Protecting infants from SIDS
October marks National SIDS Awareness Month and local health officials are sharing tips to help parents and caretakers of infants reduce the risk.
Sudden Infant Death Syndrome claims thousands of infant lives each year, according to the Centers for Disease Control and Prevention. Officials say in Wisconsin hundreds of infants have died from SIDS or other sleep-related deaths in recent years. Health officials say three out of five mothers sometimes share their bed with their baby, Two in five leave loose bedding or soft objects in the baby's sleep area, and some place their baby on its side or stomach to sleep. These are all habits linked to SIDS.
"SIDS is Sudden Infant Death Syndrome. The highest prevalence is from birth to about six months but it could be up to 12 months," said Teresa Demoe, Registered Nurse at HSHS Sacred Heart Hospital.
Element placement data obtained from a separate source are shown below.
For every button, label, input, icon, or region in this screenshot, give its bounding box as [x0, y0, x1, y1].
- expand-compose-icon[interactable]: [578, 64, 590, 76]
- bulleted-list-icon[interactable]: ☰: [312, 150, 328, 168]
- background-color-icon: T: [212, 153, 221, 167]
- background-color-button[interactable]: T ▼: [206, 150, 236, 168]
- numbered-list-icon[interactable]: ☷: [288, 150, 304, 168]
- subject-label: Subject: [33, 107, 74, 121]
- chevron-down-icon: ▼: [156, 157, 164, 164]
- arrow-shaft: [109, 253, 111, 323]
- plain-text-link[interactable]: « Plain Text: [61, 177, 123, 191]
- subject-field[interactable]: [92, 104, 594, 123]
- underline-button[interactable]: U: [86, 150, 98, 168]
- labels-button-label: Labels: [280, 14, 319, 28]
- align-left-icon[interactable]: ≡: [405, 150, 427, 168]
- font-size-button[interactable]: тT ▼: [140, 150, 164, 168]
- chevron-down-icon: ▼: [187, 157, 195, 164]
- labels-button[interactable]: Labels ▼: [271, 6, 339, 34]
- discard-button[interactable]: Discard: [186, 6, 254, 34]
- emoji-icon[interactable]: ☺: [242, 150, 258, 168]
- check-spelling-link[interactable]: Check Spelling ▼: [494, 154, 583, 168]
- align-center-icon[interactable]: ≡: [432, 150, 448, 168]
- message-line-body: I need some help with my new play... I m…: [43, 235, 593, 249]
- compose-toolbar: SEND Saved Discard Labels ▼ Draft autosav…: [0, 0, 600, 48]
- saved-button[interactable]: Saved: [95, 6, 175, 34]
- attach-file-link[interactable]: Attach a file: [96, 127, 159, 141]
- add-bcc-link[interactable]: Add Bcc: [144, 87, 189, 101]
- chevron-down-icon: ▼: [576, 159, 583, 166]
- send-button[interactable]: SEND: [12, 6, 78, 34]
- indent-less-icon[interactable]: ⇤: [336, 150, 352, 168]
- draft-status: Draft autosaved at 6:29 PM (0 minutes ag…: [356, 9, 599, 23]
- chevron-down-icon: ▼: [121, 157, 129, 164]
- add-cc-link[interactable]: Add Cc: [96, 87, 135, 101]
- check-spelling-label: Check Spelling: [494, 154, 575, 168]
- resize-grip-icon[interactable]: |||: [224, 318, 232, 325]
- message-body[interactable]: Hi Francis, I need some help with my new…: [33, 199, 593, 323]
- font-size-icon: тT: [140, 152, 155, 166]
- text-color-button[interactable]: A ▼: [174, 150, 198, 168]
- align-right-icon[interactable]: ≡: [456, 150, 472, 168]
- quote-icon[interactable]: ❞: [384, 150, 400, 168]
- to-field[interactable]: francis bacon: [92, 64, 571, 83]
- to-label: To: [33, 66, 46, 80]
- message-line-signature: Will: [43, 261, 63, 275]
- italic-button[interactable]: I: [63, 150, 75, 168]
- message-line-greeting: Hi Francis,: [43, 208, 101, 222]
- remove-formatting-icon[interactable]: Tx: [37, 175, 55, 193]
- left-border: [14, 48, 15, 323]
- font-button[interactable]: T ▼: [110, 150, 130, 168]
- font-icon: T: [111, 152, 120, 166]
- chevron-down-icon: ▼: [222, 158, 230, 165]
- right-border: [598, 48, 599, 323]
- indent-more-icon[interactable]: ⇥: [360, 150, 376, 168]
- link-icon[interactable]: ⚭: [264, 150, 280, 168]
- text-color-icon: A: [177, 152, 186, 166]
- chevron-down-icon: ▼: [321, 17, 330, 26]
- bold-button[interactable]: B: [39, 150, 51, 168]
SIDS is the unexplained death, usually during sleep of an otherwise healthy baby. Nurse Demoe, who works in the hospital’s Women and Infants Center, says the cause of SIDS is often not discovered even when it happens. Health officials say it could be associated with defects in the portion of an infant's brain that controls breathing during sleep. An exact cause however is still unknown...
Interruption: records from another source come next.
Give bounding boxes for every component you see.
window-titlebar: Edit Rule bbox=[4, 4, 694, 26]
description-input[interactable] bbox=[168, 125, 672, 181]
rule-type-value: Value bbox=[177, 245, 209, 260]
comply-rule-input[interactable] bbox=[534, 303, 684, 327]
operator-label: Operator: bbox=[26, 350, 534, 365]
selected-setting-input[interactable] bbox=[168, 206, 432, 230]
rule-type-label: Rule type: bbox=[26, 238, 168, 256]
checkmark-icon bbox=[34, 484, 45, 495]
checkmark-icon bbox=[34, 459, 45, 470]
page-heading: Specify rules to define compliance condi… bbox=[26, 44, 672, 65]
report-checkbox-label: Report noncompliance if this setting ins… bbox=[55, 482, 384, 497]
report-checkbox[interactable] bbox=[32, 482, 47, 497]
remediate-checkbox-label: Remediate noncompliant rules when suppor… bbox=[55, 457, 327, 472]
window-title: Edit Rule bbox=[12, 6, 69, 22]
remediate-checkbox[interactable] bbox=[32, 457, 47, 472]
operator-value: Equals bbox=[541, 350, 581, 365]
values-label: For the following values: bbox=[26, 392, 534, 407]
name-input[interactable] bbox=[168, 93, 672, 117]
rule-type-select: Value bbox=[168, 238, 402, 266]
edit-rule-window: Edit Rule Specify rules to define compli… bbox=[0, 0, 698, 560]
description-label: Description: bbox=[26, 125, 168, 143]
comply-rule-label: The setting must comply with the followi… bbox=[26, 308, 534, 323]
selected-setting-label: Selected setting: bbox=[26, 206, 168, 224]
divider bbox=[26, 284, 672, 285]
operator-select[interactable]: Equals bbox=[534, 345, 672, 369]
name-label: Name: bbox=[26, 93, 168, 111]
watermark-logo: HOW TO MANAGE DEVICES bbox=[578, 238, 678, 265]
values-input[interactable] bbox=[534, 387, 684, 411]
There are now devices allowing a baby's heart rate, oxygen intake, and sleep trends to be monitored right from home
Some say these devices can help parents respond sooner if something goes wrong. Brand names such as the “Smart Sock” monitor data from the baby and deliver it via an app. Those devices typically run around $300 retail value.
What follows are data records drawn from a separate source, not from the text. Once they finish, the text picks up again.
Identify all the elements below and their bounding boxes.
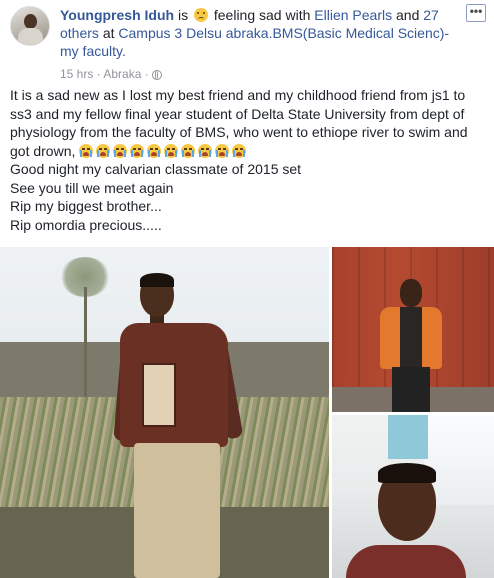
photo-bottom-right[interactable] — [332, 415, 494, 578]
photo-main[interactable] — [0, 247, 329, 578]
crying-emoji-group — [79, 143, 249, 159]
place-link[interactable]: Campus 3 Delsu abraka.BMS(Basic Medical … — [60, 25, 449, 59]
avatar[interactable] — [10, 6, 50, 46]
feeling-text: feeling sad with — [213, 7, 311, 23]
crying-emoji-icon — [130, 143, 145, 158]
crying-emoji-icon — [147, 143, 162, 158]
tagged-friend-link[interactable]: Ellien Pearls — [314, 7, 392, 23]
is-text: is — [177, 7, 189, 23]
crying-emoji-icon — [232, 143, 247, 158]
crying-emoji-icon — [198, 143, 213, 158]
globe-icon[interactable] — [152, 70, 163, 80]
post-meta: 15 hrs · Abraka · — [60, 66, 163, 82]
post-header: Youngpresh Iduh is feeling sad with Elli… — [10, 6, 484, 82]
crying-emoji-icon — [113, 143, 128, 158]
more-options-button[interactable]: ••• — [466, 4, 486, 22]
post-body: It is a sad new as I lost my best friend… — [10, 86, 486, 234]
sad-emoji-icon — [193, 8, 208, 22]
post-paragraph: Good night my calvarian classmate of 201… — [10, 161, 302, 177]
post-headline: Youngpresh Iduh is feeling sad with Elli… — [60, 6, 456, 60]
crying-emoji-icon — [79, 143, 94, 158]
post-paragraph: See you till we meet again — [10, 179, 174, 196]
and-text: and — [396, 7, 420, 23]
post-paragraph: Rip omordia precious..... — [10, 216, 162, 233]
crying-emoji-icon — [164, 143, 179, 158]
post-paragraph: It is a sad new as I lost my best friend… — [10, 87, 468, 159]
crying-emoji-icon — [215, 143, 230, 158]
post-time[interactable]: 15 hrs — [60, 67, 93, 81]
post-paragraph: Rip my biggest brother... — [10, 198, 162, 214]
meta-separator: · — [144, 67, 153, 81]
crying-emoji-icon — [181, 143, 196, 158]
photo-top-right[interactable] — [332, 247, 494, 412]
author-name[interactable]: Youngpresh Iduh — [60, 7, 174, 23]
post-location[interactable]: Abraka — [103, 67, 141, 81]
crying-emoji-icon — [96, 143, 111, 158]
at-text: at — [102, 25, 115, 41]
While there is new technology to help prevent the possibility of SIDS Demoe still recommends traditional methods of prevention. “Technology, it can be useful but we don’t want it to be a false reassurance," she said. She adds the best tip is to simply create a safe sleep environment.
"Safe sleep environment would be their own sleep area,” said Demoe. She discourages parent from having an infant sleep in bed with them. She says even if you aren’t the parent of an infant, understanding SIDS can help decrease the risk.
"Everyone needs to know about SIDS and the awareness of SIDS and safe sleep because everyone is going to be exposed to infants and small children and if you're ever responsible for that, knowing how you should interact with them whether they're sleeping or awake," said Demoe.
While occurrences of SIDS in the U.S. have decreased by 50 percent during the last 20 years, it still remains the leading cause of death for U.S. infants.
Nurse Demoe says educating anyone who comes in contact with an infant on safe sleep practices decreases the risk of SIDS by more than 40 percent.